第一、料理するのも、縫物をするのも、編み物をするのも、小説を書くのも、本を読むのも、映画を見るのも、野球を見るのも、全部一人の方が楽しい。
いや、野球に関しては誰かと一緒、も楽しいけれど。
「自粛」と言うから駄目なのだ。
おそらく、自粛疲れという言葉を使う人たちにとってそれは、自粛ではなくて「我慢」なんだろう。
会いたい人に会わないように我慢。
やりたいこともやっちゃ駄目だから我慢。
誰かとご飯を食べたいけど我慢。
飲みに行って盛り上がりたいのも我慢。
なるべくやらないでくださいね、とお願いされていたのだから、みんな頑張って我慢していたのだ。
だから、それに疲れてしまったんだろう。
だって、我慢って辛い。
世の中には、私のように自ら進んで自粛したい人間もいる。
たまには仲のいい人と会ってお喋りしたり、美味しいものを食べに行ったりもしたい。
けれど、「もう無理行きたいどうしても行きたい会いたい息が詰まる寂しい寂しい!」という気持ちにはならない。
最初からそういうことが好きで、当たり前だったわけじゃないから。
誰かと出かけたり、食事をしたりするのが好きな人たちは、きっとものすごく一生懸命我慢して、我慢して、我慢して、そして寂しくなっちゃったんだね。
自粛は自分が自ら決めて行動することだ。
誰かにお願いされて始めるものじゃない。
だから「自粛してください」って言われて、みんなきっと、頑張りすぎちゃったんだなって思う。
「ランチ食べに行かない?」
という誘いが増えてきたのは、仕方がないことだ。
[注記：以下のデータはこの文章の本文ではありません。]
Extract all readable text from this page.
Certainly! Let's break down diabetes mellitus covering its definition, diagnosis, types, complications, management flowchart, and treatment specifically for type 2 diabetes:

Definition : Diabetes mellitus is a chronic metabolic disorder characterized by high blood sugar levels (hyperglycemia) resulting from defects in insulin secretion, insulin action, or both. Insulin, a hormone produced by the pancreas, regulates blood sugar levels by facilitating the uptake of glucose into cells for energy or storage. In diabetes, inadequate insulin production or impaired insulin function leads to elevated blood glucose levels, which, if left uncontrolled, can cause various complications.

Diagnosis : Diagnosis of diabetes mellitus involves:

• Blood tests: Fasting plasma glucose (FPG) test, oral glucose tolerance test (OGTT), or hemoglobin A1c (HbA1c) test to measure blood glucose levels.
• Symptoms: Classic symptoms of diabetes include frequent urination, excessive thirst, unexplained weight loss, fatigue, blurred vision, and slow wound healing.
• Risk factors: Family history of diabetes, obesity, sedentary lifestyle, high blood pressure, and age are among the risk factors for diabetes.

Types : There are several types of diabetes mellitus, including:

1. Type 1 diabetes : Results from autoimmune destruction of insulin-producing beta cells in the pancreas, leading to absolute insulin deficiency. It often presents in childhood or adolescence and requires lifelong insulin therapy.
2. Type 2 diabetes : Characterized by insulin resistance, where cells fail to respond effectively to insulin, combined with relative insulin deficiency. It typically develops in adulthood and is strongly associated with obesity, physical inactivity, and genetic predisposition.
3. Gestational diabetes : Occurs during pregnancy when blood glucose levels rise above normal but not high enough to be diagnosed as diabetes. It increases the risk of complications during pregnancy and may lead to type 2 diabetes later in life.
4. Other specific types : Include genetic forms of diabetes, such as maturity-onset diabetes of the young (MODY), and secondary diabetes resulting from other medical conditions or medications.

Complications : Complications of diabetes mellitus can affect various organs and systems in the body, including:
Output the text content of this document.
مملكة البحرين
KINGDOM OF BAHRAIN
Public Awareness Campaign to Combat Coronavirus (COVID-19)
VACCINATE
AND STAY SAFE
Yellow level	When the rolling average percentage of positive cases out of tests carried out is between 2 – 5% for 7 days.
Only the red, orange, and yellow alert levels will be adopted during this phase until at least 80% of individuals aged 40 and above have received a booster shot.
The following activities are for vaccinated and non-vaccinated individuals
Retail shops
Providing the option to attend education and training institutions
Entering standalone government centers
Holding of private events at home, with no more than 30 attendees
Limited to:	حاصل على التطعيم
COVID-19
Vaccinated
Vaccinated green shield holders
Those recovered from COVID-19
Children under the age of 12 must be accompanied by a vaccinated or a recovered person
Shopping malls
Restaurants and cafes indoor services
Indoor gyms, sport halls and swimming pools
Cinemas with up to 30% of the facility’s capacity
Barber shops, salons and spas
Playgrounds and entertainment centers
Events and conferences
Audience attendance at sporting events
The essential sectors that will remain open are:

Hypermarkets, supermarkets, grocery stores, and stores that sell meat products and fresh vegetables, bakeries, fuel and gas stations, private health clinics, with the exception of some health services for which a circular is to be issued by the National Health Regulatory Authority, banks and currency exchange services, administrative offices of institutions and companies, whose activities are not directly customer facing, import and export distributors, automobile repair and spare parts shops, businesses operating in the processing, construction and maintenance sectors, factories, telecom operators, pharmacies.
それを責めるつもりは一切ない。
毎日外に出て、人と会うのが当たり前の生活をしていた人なら、そろそろ限界なのだろう。
けれど全く限界を感じていない私はにっこり笑ってこう答える。
「個人的自粛中なので行きません」
まあ、まだワクチンも打ってないしさ。
そんな私を許してくれる友人知人、ありがとう。
コロナが治まったらいくらでも付き合うよ。
明日は一日、部屋の扉につける暖簾を縫うので忙しいのだ。
ランチは冷蔵庫の残り物を適当にやっつけるつもりだ。